Osmanlı sultanlarından öğütler
Kimi yüzyıllar öncesinden geleceğin bir öngörüsü, kimi ölüm döşeğinde son vasiyet, kimiyse bugünlerimize dahi ayna tutacak cinsten büyük bir nasihat… Osmanlı sultanları tahtın varisleri olan oğullarına öyle öğütler verdiler ki yüzyıllar sonrasında dahi dönüp baktığımızda Devlet-i Aliyye'yi yönetenlerin "padişahlık" vasfının çok ötesinde karakterler olduklarını görüyoruz. Fikriyat olarak, Osmanlı sultanlarından öğütleri sizler için derledik.
Giriş Tarihi: 03.08.2019
10:20
Güncelleme Tarihi: 03.08.2019
10:25
‘PADİŞAH OLUNCA TERAZİYİ DOĞRU TUT’
Ey oğul! Padişahlar, ellerinde terazi tutmuş kimselere benzerler. Ancak asıl padişah odur ki, ellerindeki teraziyi doğru tuta. Sen padişah olunca, teraziyi doğru tutmanı tavsiye ederim.
O zaman Yüce Allah da, senin hakkında hayır murad eder; seni salihlerden kılar..."
‘GAFLET UYKUSUNU KENDİNE HARAM KIL’
II. Bayezid'den, Yavuz Sultan Selim'e…
"Eğer sana itaat edilmesini istersen daima hak sahibine hakkını ver ve herkese mütevazı ol, kimseye zulüm etme. Allah'ın kulu isen onun emrine uyarak adaletli ol.
Allahü Teâla seni bu ülkelerin saltanatına nail kıldığı için kendine gaflet uykusunu haram kıl.

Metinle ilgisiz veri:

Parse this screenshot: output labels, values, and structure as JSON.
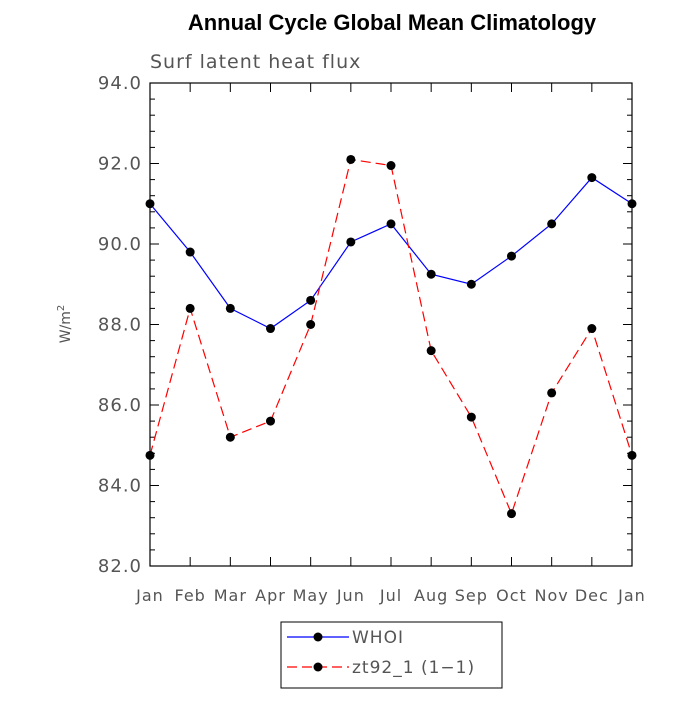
{
  "chart_data": {
    "type": "line",
    "title": "Annual Cycle Global Mean Climatology",
    "subtitle": "Surf latent heat flux",
    "ylabel": "W/m",
    "ylabel_superscript": "2",
    "xlabel": "",
    "categories": [
      "Jan",
      "Feb",
      "Mar",
      "Apr",
      "May",
      "Jun",
      "Jul",
      "Aug",
      "Sep",
      "Oct",
      "Nov",
      "Dec",
      "Jan"
    ],
    "ylim": [
      82.0,
      94.0
    ],
    "yticks": [
      "82.0",
      "84.0",
      "86.0",
      "88.0",
      "90.0",
      "92.0",
      "94.0"
    ],
    "grid": false,
    "legend_position": "bottom-center",
    "series": [
      {
        "name": "WHOI",
        "color": "#0000ff",
        "line_style": "solid",
        "marker": "filled-circle",
        "values": [
          91.0,
          89.8,
          88.4,
          87.9,
          88.6,
          90.05,
          90.5,
          89.25,
          89.0,
          89.7,
          90.5,
          91.65,
          91.0
        ]
      },
      {
        "name": "zt92_1 (1−1)",
        "color": "#ff0000",
        "line_style": "dashed",
        "marker": "filled-circle",
        "values": [
          84.75,
          88.4,
          85.2,
          85.6,
          88.0,
          92.1,
          91.95,
          87.35,
          85.7,
          83.3,
          86.3,
          87.9,
          84.75
        ]
      }
    ]
  }
}
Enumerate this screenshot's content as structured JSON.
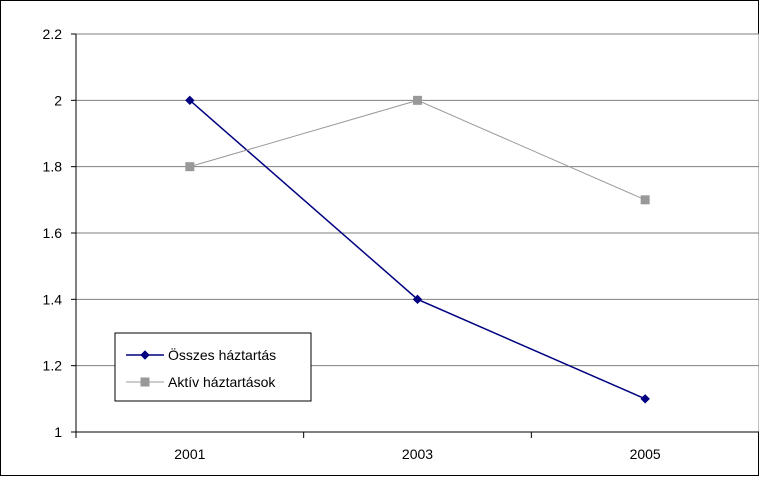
{
  "chart_data": {
    "type": "line",
    "title": "",
    "xlabel": "",
    "ylabel": "",
    "categories": [
      "2001",
      "2003",
      "2005"
    ],
    "ylim": [
      1,
      2.2
    ],
    "yticks": [
      "1",
      "1.2",
      "1.4",
      "1.6",
      "1.8",
      "2",
      "2.2"
    ],
    "ytick_values": [
      1,
      1.2,
      1.4,
      1.6,
      1.8,
      2,
      2.2
    ],
    "grid": true,
    "legend_position": "bottom-left",
    "series": [
      {
        "name": "Összes háztartás",
        "values": [
          2.0,
          1.4,
          1.1
        ],
        "color": "#000080",
        "marker": "diamond"
      },
      {
        "name": "Aktív háztartások",
        "values": [
          1.8,
          2.0,
          1.7
        ],
        "color": "#999999",
        "marker": "square"
      }
    ]
  }
}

Zira halkın sana itimad edip uyumaktadırlar.
‘FELEK ELBET SENİN DE SIRTINI YERE GETİRİR’
Kimseyi öfke ile azarlama, memleket ehlini huzursuz kılma. İntikam almayı terk et; zira intikam, nikmete (intikam almaya) ve meşakkate düşürür ve kalpten sevgiyi söküp çıkarır.
Şu anki kuvvet ve satvetine (kahredici kuvvetine) güvenip de kimseye zulmetme, zira bu mülk kimsede baki değildir, felek elbet senin de sırtını yere getirir."
‘BUNLARI SATIP CİDDE-İ MAMUREYE SU GETİRTESİN’
Kanuni Sultan Süleyman, oğlu Selim Han'a...
"Benim canımdan sevgili, iki gözümün nuru Selim Hanım! Bu iki bâzubendi (kola takılan muska) ve bir mücevherli el sandığını vakfeylemişimdir (bağışlamışımdır).
Fahr-i Cihan (âlemin övüncü) olan Muhammed Mustafa'nın pâk ruhu içindir. Bunları satıp Cidde-i Mamureye su getirtesin.
‘OĞULLUK EDİP BU VASİYETİ YERİNE GETİRESİN’
Oğulluk edip bu vasiyeti yerine getiresin. Saraydaki cümle ağalar ve cümle oda oğlanları şahittir. Sen benim el yazım bilirsin. Bu esbab (elbise) Fahr-i Âlemindir benim değildir. Göreyim nice yerine koyarsınız. Dünya kimseye pâyidar (kalıcı) değildir. Umud edilir ki, bahâsıyla (değerinde) satarsınız.
Hak Teâlâ bu seferi mübarek edip gönül hoşluğuyla gelmek müyesser (kısmet) ede, Habibi (Sevgilisi Hz. Muhammed) hürmetine aleyhisselam."